Risk: Data skew. If the data volume of a specific category (such as "Guangdong Province") far exceeds that of other categories, the corresponding node will become a bottleneck.
Syntax and Example
Scenario A: Standard E-Commerce Orders (Using HASH)
The partition key is a purely numeric ID.
CREATE TABLE `mall`.`orders` (
`order_id` bigint NOT NULL,
`user_id` bigint NOT NULL,
`amount` decimal(10,2),
`create_time` datetime DEFAULT CURRENT_TIMESTAMP,
PRIMARY KEY (`order_id`)
)
PARTITION BY HASH(`order_id`)
PARTITIONS 64;
Scenario B: User Center (Using KEY)
The partition key is a UUID string, and KEY partitioning automatically handles hashing.
CREATE TABLE `user_center`.`user_profiles` (
`user_uuid` varchar(36) NOT NULL,
`nick_name` varchar(50),
`register_time` datetime,
PRIMARY KEY (`user_uuid`)
)
PARTITION BY KEY(`user_uuid`)
PARTITIONS 64;
Scenario C: Operation Logs (Using RANGE)
Storing logs monthly facilitates regular cleanup of old data.
CREATE TABLE `sys`.`audit_logs` (
`log_id` bigint NOT NULL,
`content` text,
`log_time` datetime NOT NULL,
PRIMARY KEY (`log_id`, `log_time`)
)
PARTITION BY RANGE COLUMNS(`log_time`) (
PARTITION p202301 VALUES LESS THAN ('2023-02-01'),
PARTITION p202302 VALUES LESS THAN ('2023-03-01'),
PARTITION p_future VALUES LESS THAN (MAXVALUE)
);
Scenario D: By Geographic Distribution (Using LIST)
Businesses are explicitly partitioned by city, with data isolation between different cities.
CREATE TABLE `crm`.`customers` (
`cust_id` bigint NOT NULL,
`city_id` int NOT NULL,
`name` varchar(50),
PRIMARY KEY (`cust_id`, `city_id`)
)
PARTITION BY LIST(`city_id`) (
PARTITION p_bj VALUES IN (10),
PARTITION p_sh VALUES IN (20),
PARTITION p_others VALUES IN (30)
);
Critical Constraints
Partitioned tables have a mandatory hard constraint that must be adhered to: violating this constraint will result in table creation failure.
The primary key and unique index must include the partition key.
Error example:
CREATE TABLE `error_table` (
`id` bigint NOT NULL PRIMARY KEY,
`user_id` bigint NOT NULL
) PARTITION BY HASH(`user_id`);
Correct example:
CREATE TABLE `correct_table` (
`id` bigint NOT NULL,
`user_id` bigint NOT NULL,
PRIMARY KEY (`id`, `user_id`)
) PARTITION BY HASH(`user_id`);
Use Cases
1. the number of partitions
Policy: Pre-sharding should not only consider the current number of physical nodes, but also account for future cluster scale and expected total data volume.
Recommended value: It is recommended to set it to the maximum expected future number of nodes * 2, which ensures sufficient data dispersion.
2. Avoid modifying the partition key.
Try to avoid using UPDATE statements to modify the value of the partition key.

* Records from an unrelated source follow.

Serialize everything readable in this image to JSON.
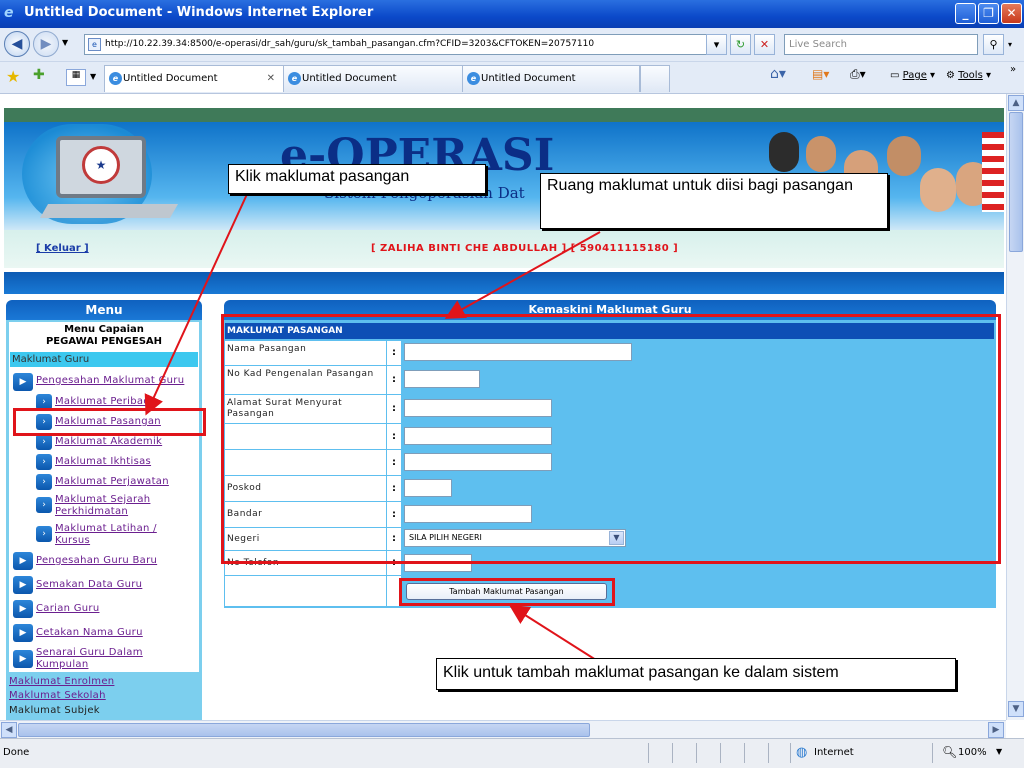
{
  "window": {
    "title": "Untitled Document - Windows Internet Explorer",
    "minimize": "_",
    "restore": "❐",
    "close": "✕"
  },
  "address": {
    "url": "http://10.22.39.34:8500/e-operasi/dr_sah/guru/sk_tambah_pasangan.cfm?CFID=3203&CFTOKEN=20757110",
    "search_placeholder": "Live Search"
  },
  "tabs": [
    "Untitled Document",
    "Untitled Document",
    "Untitled Document"
  ],
  "toolbar": {
    "page_label": "Page",
    "tools_label": "Tools"
  },
  "banner": {
    "brand": "e-OPERASI",
    "subtitle": "Sistem Pengoperasian Dat"
  },
  "userbar": {
    "logout": "[ Keluar ]",
    "user": "[ ZALIHA BINTI CHE ABDULLAH ]  [ 590411115180 ]"
  },
  "menu": {
    "title": "Menu",
    "access_title": "Menu Capaian",
    "access_role": "PEGAWAI PENGESAH",
    "section_guru": "Maklumat Guru",
    "items": [
      "Pengesahan Maklumat Guru",
      "Maklumat Peribadi",
      "Maklumat Pasangan",
      "Maklumat Akademik",
      "Maklumat Ikhtisas",
      "Maklumat Perjawatan",
      "Maklumat Sejarah Perkhidmatan",
      "Maklumat Latihan / Kursus",
      "Pengesahan Guru Baru",
      "Semakan Data Guru",
      "Carian Guru",
      "Cetakan Nama Guru",
      "Senarai Guru Dalam Kumpulan"
    ],
    "sections_bottom": [
      "Maklumat Enrolmen",
      "Maklumat Sekolah",
      "Maklumat Subjek"
    ]
  },
  "form": {
    "title": "Kemaskini Maklumat Guru",
    "section": "MAKLUMAT PASANGAN",
    "labels": {
      "nama": "Nama Pasangan",
      "ic": "No Kad Pengenalan Pasangan",
      "alamat": "Alamat Surat Menyurat Pasangan",
      "poskod": "Poskod",
      "bandar": "Bandar",
      "negeri": "Negeri",
      "telefon": "No Telefon"
    },
    "colon": ":",
    "negeri_selected": "SILA PILIH NEGERI",
    "add_button": "Tambah Maklumat Pasangan"
  },
  "annotations": {
    "a1": "Klik maklumat pasangan",
    "a2": "Ruang maklumat untuk diisi bagi pasangan",
    "a3": "Klik untuk tambah maklumat  pasangan ke dalam sistem"
  },
  "status": {
    "left": "Done",
    "zone": "Internet",
    "zoom": "100%"
  },
  "colors": {
    "accent_red": "#e0141a",
    "form_blue": "#5ebfef",
    "header_blue": "#0e4fb5"
  },
  "icons": [
    "ie-icon",
    "back-icon",
    "forward-icon",
    "refresh-icon",
    "stop-icon",
    "search-icon",
    "favorites-star-icon",
    "add-favorites-icon",
    "home-icon",
    "feeds-icon",
    "print-icon",
    "page-icon",
    "tools-icon",
    "globe-icon",
    "zoom-icon"
  ]
}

This may cause data rows to migrate between physical nodes (Delete + Insert) at a high cost.
3. Query Optimization
Include the partition key: When querying, always include the partition key in the WHERE clause (for example, WHERE user_id = ?). This allows TDSQL Boundless to directly route the query to the specific node, delivering optimal performance.

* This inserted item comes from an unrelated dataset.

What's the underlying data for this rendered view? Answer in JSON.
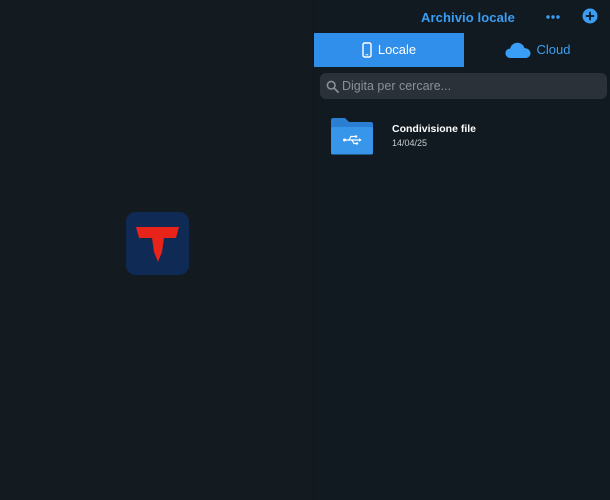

Avoid full table scans: Queries without the partition key will trigger broadcast scans (Scatter-Gather), querying all nodes and aggregating the results, which consumes significant resources.
Frequently Asked Questions (FAQ)
What Is the Difference Between HASH and KEY Partitioning?
A: HASH primarily handles integers, with a simple and straightforward algorithm; KEY primarily handles strings (also supports integers), internally using a complex hash function. For string IDs, directly use KEY partitioning.
Q: Can I Use Multiple Columns as the Partition Key?
A: Yes, for example PARTITION BY HASH(col1 + col2) or KEY(col1, col2). However, this increases complexity, and it is generally recommended to use a single high-cardinality column as the partition key.
Q: Can the partition key or partitioning type be modified after table creation?
A: Strongly discouraged. Although syntactically supported, this essentially constitutes a "reshuffle" of the entire dataset, consuming massive system resources (IO/CPU) and potentially causing prolonged business disruption.